Since his involvement, Bishop Katoneene has been providing pastoral care and advocating for humanitarian Support for South Sudanese refugees. This has included pastoral solidarity visits to South Sudanese refugee settlements, engaging regional political leaders, campaigning against the use of Small Arms and Light Weapons (SALW), observing and commemorating special days such as the Justice Week and International Day of Peace. This past September, Bishop Katoneene observed the International Day of Peace in partnership with Uganda Joint Christian Council (UJCC) at Palorinya refugee settlement where he delivered a message of goodwill and Solidarity from AACC.

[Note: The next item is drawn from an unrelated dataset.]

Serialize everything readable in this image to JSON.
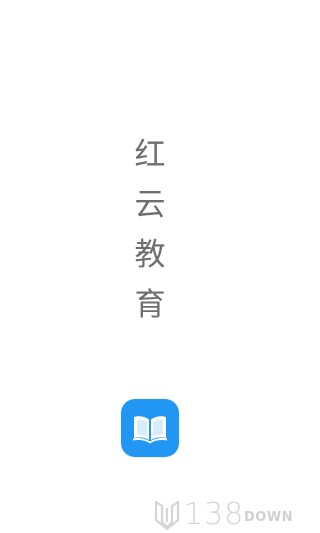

Pastoral Care and humanitarian support have been productive because of refugee involvement and participation. “We are tired of handouts” Bishop Katoneene echoes words from a refugee. The refugees were allowed to have a voice on what their needs are hence informing action points such as capacity building on resilience and trauma healing. They have been trained on different skills for instance mediation, urban farming and digital literacy.
Bishop Katoneene shares that working with South Sudanese refugees has had its share of challenges. “Some of the refugees bring the conflict to the settlement areas so much so that there are separate churches for the different tribes,” says Bishop Katoneene. This has necessitated addressing the unity of the church. In Lusaka during the South Sudan Church Leaders retreat in 2017, the church leaders issued a pastoral letter where they resolved to stand, speak and work together for peace through the South Sudan Council of Churches (SSCC) Action Plan for Peace (APP).
The reception of refugees in host communities has also been a challenge especially when the number of refugees is more than residents, it raises tension. Bishop Katoneene has employed strategies such as engaging the local leaders of the host communities to more tolerant and hospitable given the refugees are traumatized people. “I urge them to take the refugees as their responsibility,” he says. In addition, there has been inter/intracommunity peace-building games such as what was held in Bidi-bidi refugee settlement in a bid to promote peaceful co-existence among the refugees and the community.
Bishop Yona Katoneene continues his role during a delicate time when South Sudan and her allies are hopeful for the implementation of the peace agreement that will lead to the formation of a transitional government of national unity.